Vermögensübertragung auf die Ehefrau 2026: Drei legale Optionen und ihre Kosten.
Rechtliche Möglichkeiten der Vermögensübertragung im Jahr 2026
Nach Angaben von Novyny.live: Ab dem Jahr 2026 eröffnet sich für Ehemänner in der Ukraine die Option, Vermögenswerte auf ihre Ehefrauen zu übertragen. Diese geplante Gesetzeslage bietet Ehepaaren neue Gestaltungsmöglichkeiten. Entscheidend ist dabei die Wahl einer rechtskonformen Methode, deren Kosten je nach Übertragungsweg variieren können.

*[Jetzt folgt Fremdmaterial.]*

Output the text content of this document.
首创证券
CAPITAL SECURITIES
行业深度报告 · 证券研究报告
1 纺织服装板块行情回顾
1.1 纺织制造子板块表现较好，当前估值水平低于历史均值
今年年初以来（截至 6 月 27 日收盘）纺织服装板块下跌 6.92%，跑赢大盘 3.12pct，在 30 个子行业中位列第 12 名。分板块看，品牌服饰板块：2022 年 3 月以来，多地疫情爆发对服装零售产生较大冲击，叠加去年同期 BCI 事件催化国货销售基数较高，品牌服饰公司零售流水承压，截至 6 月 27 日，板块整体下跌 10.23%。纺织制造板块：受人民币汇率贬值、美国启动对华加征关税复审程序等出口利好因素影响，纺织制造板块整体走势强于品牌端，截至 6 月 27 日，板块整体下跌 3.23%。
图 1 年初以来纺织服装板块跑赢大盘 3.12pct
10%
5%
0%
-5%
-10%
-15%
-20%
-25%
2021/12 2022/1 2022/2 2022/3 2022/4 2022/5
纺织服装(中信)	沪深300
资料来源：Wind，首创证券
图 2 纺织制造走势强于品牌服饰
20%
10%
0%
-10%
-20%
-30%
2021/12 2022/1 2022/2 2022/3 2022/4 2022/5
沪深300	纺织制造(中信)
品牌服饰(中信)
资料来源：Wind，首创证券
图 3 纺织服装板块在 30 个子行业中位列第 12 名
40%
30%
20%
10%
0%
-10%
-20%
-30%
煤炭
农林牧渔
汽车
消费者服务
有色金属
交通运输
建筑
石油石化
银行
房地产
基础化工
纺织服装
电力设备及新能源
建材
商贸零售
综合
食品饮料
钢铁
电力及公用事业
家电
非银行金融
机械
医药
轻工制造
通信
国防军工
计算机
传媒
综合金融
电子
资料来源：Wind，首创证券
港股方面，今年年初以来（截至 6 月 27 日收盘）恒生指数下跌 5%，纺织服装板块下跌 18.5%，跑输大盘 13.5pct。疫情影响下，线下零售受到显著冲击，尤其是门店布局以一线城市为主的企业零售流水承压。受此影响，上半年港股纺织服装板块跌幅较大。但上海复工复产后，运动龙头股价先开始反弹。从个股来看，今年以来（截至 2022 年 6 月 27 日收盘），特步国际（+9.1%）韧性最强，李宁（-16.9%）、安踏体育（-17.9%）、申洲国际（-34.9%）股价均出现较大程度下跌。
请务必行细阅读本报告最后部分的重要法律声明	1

Drei legale Wege der Eigentumsübertragung
Für die Übertragung von Immobilien stehen grundsätzlich drei Vertragsarten zur Verfügung:
- Ein Schenkungsvertrag
- Ein Kaufvertrag
- Ein Ehegüterteilungsvertrag
Bei einer Schenkung fallen keine Steuern an, sofern beide Ehepartner steuerlich in der Ukraine ansässig sind. Die notariellen Kosten belaufen sich hier jedoch auf etwa 6.000 bis 10.000 Hrywnja. Ist mindestens ein Partner steuerlich nicht in der Ukraine ansässig, werden 18% Einkommensteuer und ein 5%iger Militärbeitrag fällig.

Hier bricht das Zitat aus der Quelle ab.